Figure 6.

Metabolites quantified by NMR and GCxGC-MS in both tissue and plasma after IRI. (A) Extracted metabolites were analysed by GCxGC-qMS. A representative 2D-GCxGC map is shown in which the identified metabolites are numbered. (B) Relative quantities of 1. Palmitate, 2. Stearate, 3. Linoleate, 4. 1-monopalmitin, 5. 2-monopalmitin, 6. 2-monostearin, and 7. Cholesterol detected in control (HC), contralateral (4 h-C, 24 h-C and injured kidney tissue (4 h-IRI, 24 h-IRI). (C) Relative quantities of 1. Glucose, 2. Lactate, 3. Creatinine, 4. Urea, 5. AMP, 6. Adenosine, 7. Citrate, 8. Glutamic acid and 9. Glycine detected in control (HC), contralateral (4 h-C, 24 h-C and injured kidney tissue (4 h-IRI, 24 h-IRI).
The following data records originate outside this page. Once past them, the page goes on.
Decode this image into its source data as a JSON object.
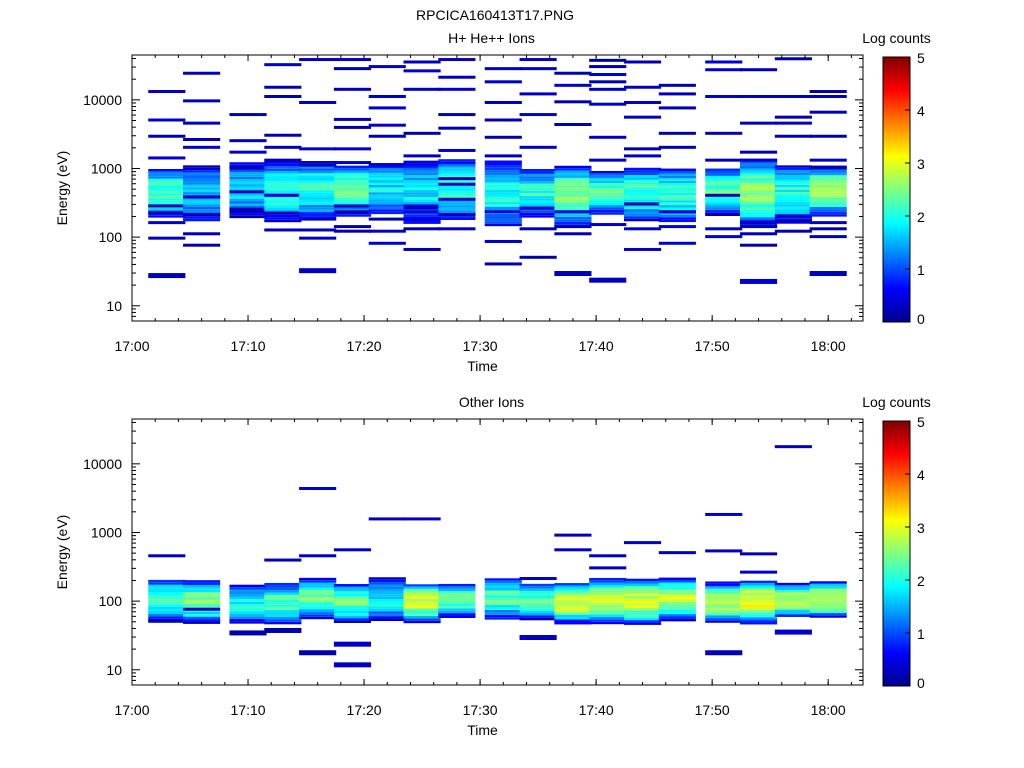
{
  "figure_title": "RPCICA160413T17.PNG",
  "colors": {
    "colormap": [
      "#00008f",
      "#0000ff",
      "#0080ff",
      "#00ffff",
      "#80ff80",
      "#ffff00",
      "#ff8000",
      "#ff0000",
      "#800000"
    ]
  },
  "chart_data": [
    {
      "type": "heatmap",
      "title": "H+ He++ Ions",
      "xlabel": "Time",
      "ylabel": "Energy (eV)",
      "colorbar_label": "Log counts",
      "colorbar_ticks": [
        "0",
        "1",
        "2",
        "3",
        "4",
        "5"
      ],
      "clim": [
        0,
        5
      ],
      "xlim": [
        "17:00",
        "18:03"
      ],
      "x_ticks": [
        "17:00",
        "17:10",
        "17:20",
        "17:30",
        "17:40",
        "17:50",
        "18:00"
      ],
      "ylim": [
        6,
        45000
      ],
      "y_scale": "log",
      "y_ticks": [
        "10",
        "100",
        "1000",
        "10000"
      ],
      "time_bins": [
        "17:03",
        "17:06",
        "17:10",
        "17:13",
        "17:16",
        "17:19",
        "17:22",
        "17:25",
        "17:28",
        "17:32",
        "17:35",
        "17:38",
        "17:41",
        "17:44",
        "17:47",
        "17:51",
        "17:54",
        "17:57",
        "18:00"
      ],
      "sparse_bins": [
        [
          28,
          1400,
          5000,
          13000,
          95,
          160,
          220,
          280,
          2900
        ],
        [
          75,
          110,
          210,
          380,
          2600,
          4500,
          9500,
          24000,
          2000
        ],
        [
          230,
          1000,
          1700,
          6000,
          250,
          450,
          2500
        ],
        [
          125,
          220,
          1300,
          2000,
          3000,
          11000,
          15000,
          32000,
          400
        ],
        [
          33,
          95,
          125,
          180,
          1100,
          1900,
          9000,
          38000
        ],
        [
          140,
          230,
          280,
          1200,
          1900,
          3900,
          5100,
          14000,
          28000,
          38000,
          120
        ],
        [
          80,
          120,
          180,
          2900,
          4200,
          7500,
          11000,
          30000
        ],
        [
          65,
          130,
          230,
          260,
          280,
          1500,
          3200,
          14000,
          26000,
          35000
        ],
        [
          130,
          210,
          350,
          580,
          700,
          1800,
          3800,
          6000,
          14000,
          21000,
          38000
        ],
        [
          40,
          85,
          230,
          1500,
          2800,
          5000,
          9000,
          18000,
          28000
        ],
        [
          50,
          130,
          260,
          2000,
          6000,
          12000,
          28000,
          38000
        ],
        [
          30,
          110,
          140,
          230,
          4300,
          9200,
          16000,
          24000
        ],
        [
          24,
          150,
          1300,
          2800,
          8500,
          14000,
          18000,
          23000,
          30000,
          37000
        ],
        [
          65,
          130,
          300,
          1500,
          1900,
          5500,
          9000,
          15000,
          35000
        ],
        [
          80,
          140,
          230,
          2000,
          3200,
          7500,
          12000,
          16000
        ],
        [
          100,
          130,
          210,
          400,
          1300,
          3200,
          11000,
          27000,
          35000
        ],
        [
          23,
          75,
          110,
          140,
          160,
          1300,
          1700,
          4500,
          11000,
          27000
        ],
        [
          120,
          170,
          200,
          2900,
          4500,
          5500,
          11000,
          39000
        ],
        [
          30,
          100,
          130,
          160,
          1000,
          1300,
          2900,
          6500,
          11000,
          13000
        ]
      ],
      "core_levels": [
        2.2,
        1.6,
        1.6,
        2.0,
        2.1,
        2.4,
        1.8,
        1.8,
        2.1,
        2.0,
        2.1,
        2.4,
        2.2,
        2.2,
        2.1,
        2.3,
        2.5,
        2.0,
        2.5
      ]
    },
    {
      "type": "heatmap",
      "title": "Other Ions",
      "xlabel": "Time",
      "ylabel": "Energy (eV)",
      "colorbar_label": "Log counts",
      "colorbar_ticks": [
        "0",
        "1",
        "2",
        "3",
        "4",
        "5"
      ],
      "clim": [
        0,
        5
      ],
      "xlim": [
        "17:00",
        "18:03"
      ],
      "x_ticks": [
        "17:00",
        "17:10",
        "17:20",
        "17:30",
        "17:40",
        "17:50",
        "18:00"
      ],
      "ylim": [
        6,
        45000
      ],
      "y_scale": "log",
      "y_ticks": [
        "10",
        "100",
        "1000",
        "10000"
      ],
      "time_bins": [
        "17:03",
        "17:06",
        "17:10",
        "17:13",
        "17:16",
        "17:19",
        "17:22",
        "17:25",
        "17:28",
        "17:32",
        "17:35",
        "17:38",
        "17:41",
        "17:44",
        "17:47",
        "17:51",
        "17:54",
        "17:57",
        "18:00"
      ],
      "sparse_bins": [
        [
          50,
          450
        ],
        [
          75
        ],
        [
          35
        ],
        [
          38,
          390
        ],
        [
          18,
          450,
          4300
        ],
        [
          12,
          24,
          550
        ],
        [
          1550
        ],
        [
          1550
        ],
        [],
        [],
        [
          30,
          210
        ],
        [
          550,
          900
        ],
        [
          450,
          300
        ],
        [
          700
        ],
        [
          500
        ],
        [
          18,
          530,
          1800
        ],
        [
          480,
          260
        ],
        [
          36,
          17500
        ],
        []
      ],
      "core_levels": [
        2.2,
        2.5,
        2.0,
        2.3,
        2.4,
        2.3,
        1.9,
        2.9,
        2.3,
        2.2,
        2.3,
        2.9,
        2.8,
        2.9,
        2.8,
        2.7,
        3.0,
        2.8,
        3.0
      ]
    }
  ]
}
Metabolite levels are provided as detected by GCxGC-qMS, and the values labelled with (#) by ¹H-NMR. (D) ATP levels were quantified using a luminescent ATP detection assay kit in kidney tissues (normalized to tissue weight). (E) Metabolites measured using conventional clinical measurement in plasma of HC, 4 h and 24 IRI animals: 1. Glucose, 2. Lactate and 3. Creatinine. Data is presented as mean ± SEM. 4 h-IRI and 24 h-IRI: kidneys subjected to IRI; 4 h-C and 24 h-C: contralateral controls; HC: healthy controls. ^*p-value < 0.05, ^**p-value < 0.01, ^***p-value < 0.001.